The export controls caused shortages of essential goods like cooking gas and milk, and defending the currency drained Sri Lanka’s foreign reserves. Moreover, remittances began to drop as the black market value of the rupee fell, leading people to avoid converting US dollars to Sri Lankan rupees at the official rate or by official channels. Annual inflation has been estimated at as much as 55%, compared with the official rate of 14%. By March, reverberations from the war in Ukraine, which drove up international prices of oil, wheat and many other commodities, finally forced the government to change course. Beyond the effect on the cost of imported goods, the war also further threatens Sri Lanka’s tourism industry as flights to Moscow are now suspended. Before the war, Russians frequently made up the biggest share of Sri Lankan tourists, with Ukrainians not far behind.

Sri Lankan authorities had few other options than to allow the rupee to depreciate – which is expected to save billions of dollars a year – and seek International Monetary Fund assistance. Sri Lanka will likely also have to restructure its large debt load – by asking foreign bondholders to accept less than 100% of the value of their investments – to make it more sustainable. The strategy may be working, but the cost to Sri Lankans will be high for a long time. Over 350 “non-essential” items are now banned for import, including milk, oranges and household appliances.

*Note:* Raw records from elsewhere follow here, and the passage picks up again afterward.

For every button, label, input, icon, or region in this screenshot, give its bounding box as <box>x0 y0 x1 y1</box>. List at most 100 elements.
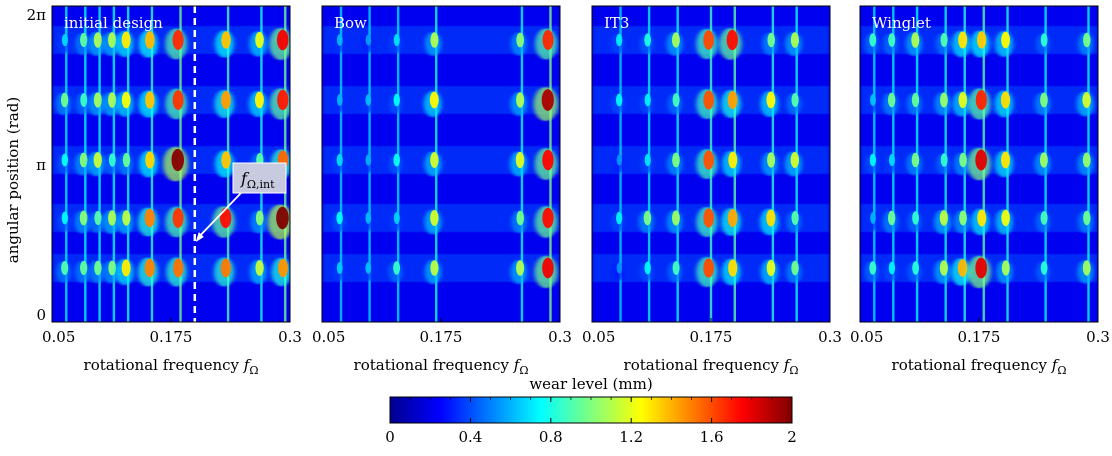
ridge-hotspot <box>671 210 680 226</box>
colorbar-tick-label: 1.2 <box>619 428 643 446</box>
panel-title: initial design <box>64 14 163 32</box>
annotation-symbol: f <box>240 169 250 188</box>
ridge-hotspot <box>888 33 896 47</box>
ridge-hotspot <box>615 93 623 107</box>
ridge-hotspot <box>336 34 343 46</box>
panel-content <box>860 6 1098 322</box>
x-tick-label: 0.175 <box>420 328 463 346</box>
ridge-hotspot <box>393 211 400 225</box>
ridge-hotspot <box>108 92 117 108</box>
x-tick-label: 0.175 <box>150 328 193 346</box>
ridge-hotspot <box>93 32 102 48</box>
x-axis-label-symbol: f <box>783 356 792 374</box>
heatmap-panel: Bow 0.05 0.175 0.3 rotational frequency fΩ <box>312 5 572 377</box>
ridge-hotspot <box>975 257 987 279</box>
ridge-hotspot <box>912 211 920 225</box>
x-tick-label: 0.05 <box>582 328 615 346</box>
ridge-hotspot <box>791 210 799 226</box>
ridge-hotspot <box>940 92 948 108</box>
ridge-hotspot <box>365 212 372 224</box>
ridge-hotspot <box>870 212 876 224</box>
ridge-hotspot <box>144 208 155 228</box>
ridge-hotspot <box>365 262 372 274</box>
ridge-hotspot <box>80 93 88 107</box>
ridge-hotspot <box>542 257 554 279</box>
ridge-hotspot <box>644 33 651 47</box>
ridge-hotspot <box>767 152 776 168</box>
ridge-hotspot <box>912 261 920 275</box>
ridge-hotspot <box>254 91 264 109</box>
ridge-hotspot <box>911 92 920 108</box>
colorbar-tick-label: 0.4 <box>458 428 482 446</box>
ridge-hotspot <box>1082 152 1091 168</box>
ridge-hotspot <box>336 211 343 225</box>
x-axis-label-text: rotational frequency <box>354 356 514 374</box>
colorbar-tick-label: 0 <box>385 428 395 446</box>
panel-content <box>322 6 560 322</box>
ridge-hotspot <box>121 91 131 109</box>
ridge-hotspot <box>93 92 102 108</box>
ridge-hotspot <box>726 29 738 51</box>
ridge-hotspot <box>1083 210 1091 226</box>
ridge-hotspot <box>80 260 88 276</box>
x-axis-label-text: rotational frequency <box>84 356 244 374</box>
x-axis-label-text: rotational frequency <box>624 356 784 374</box>
ridge-hotspot <box>703 150 714 170</box>
ridge-hotspot <box>171 148 184 172</box>
ridge-hotspot <box>616 211 623 225</box>
x-tick-label: 0.05 <box>850 328 883 346</box>
ridge-hotspot <box>975 149 987 171</box>
colorbar-tick-label: 1.6 <box>700 428 724 446</box>
ridge-hotspot <box>644 93 651 107</box>
ridge-hotspot <box>727 90 738 110</box>
ridge-hotspot <box>940 153 948 167</box>
y-tick-labels: 2π π 0 <box>27 6 47 324</box>
ridge-hotspot <box>365 154 372 166</box>
ridge-hotspot <box>172 90 184 110</box>
ridge-hotspot <box>790 152 800 168</box>
ridge-hotspot <box>911 152 920 168</box>
x-axis-label-subscript: Ω <box>519 364 528 377</box>
y-tick-label: π <box>36 156 46 174</box>
x-axis-label-symbol: f <box>243 356 252 374</box>
ridge-hotspot <box>144 258 155 278</box>
ridge-hotspot <box>516 260 525 276</box>
ridge-hotspot <box>728 259 738 277</box>
panel-content <box>52 6 290 322</box>
ridge-hotspot <box>869 153 877 167</box>
panel-content <box>592 6 830 322</box>
colorbar-tick-label: 0.8 <box>539 428 563 446</box>
ridge-hotspot <box>958 31 968 49</box>
ridge-hotspot <box>977 209 987 227</box>
annotation-box <box>232 162 287 194</box>
panel-title: IT3 <box>604 14 629 32</box>
ridge-hotspot <box>703 208 714 228</box>
ridge-hotspot <box>255 260 264 276</box>
ridge-hotspot <box>515 151 525 169</box>
ridge-hotspot <box>976 31 987 49</box>
x-tick-label: 0.3 <box>1086 328 1110 346</box>
x-tick-label: 0.175 <box>690 328 733 346</box>
x-tick-label: 0.175 <box>958 328 1001 346</box>
x-axis-label-subscript: Ω <box>789 364 798 377</box>
ridge-hotspot <box>122 152 131 168</box>
ridge-hotspot <box>220 258 231 278</box>
ridge-hotspot <box>365 34 372 46</box>
ridge-hotspot <box>767 32 775 48</box>
x-tick-label: 0.05 <box>312 328 345 346</box>
x-axis-label: rotational frequency fΩ <box>892 356 1067 377</box>
ridge-hotspot <box>940 33 948 47</box>
x-axis-label: rotational frequency fΩ <box>84 356 259 377</box>
ridge-hotspot <box>278 258 288 278</box>
ridge-hotspot <box>957 259 968 277</box>
ridge-hotspot <box>672 152 680 168</box>
ridge-hotspot <box>616 262 623 274</box>
heatmap-panel: Winglet 0.05 0.175 0.3 rotational frequency … <box>850 5 1110 377</box>
ridge-hotspot <box>145 151 155 169</box>
ridge-hotspot <box>703 30 714 50</box>
ridge-hotspot <box>276 206 289 230</box>
x-axis-label-subscript: Ω <box>249 364 258 377</box>
ridge-hotspot <box>888 261 896 275</box>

And the limited supply of goods that remain are getting more expensive every day. The price of cooking gas, for example, is almost three times higher than it was just five months ago. Securing loans from the International Monetary Fund and the World Bank, along with short-term credit from China and India, may stabilise Sri Lanka’s economic and financial situation. But with protests growing and the austerity measures demanded by the lenders likely to prove unpopular, the government may find it hard to survive for long.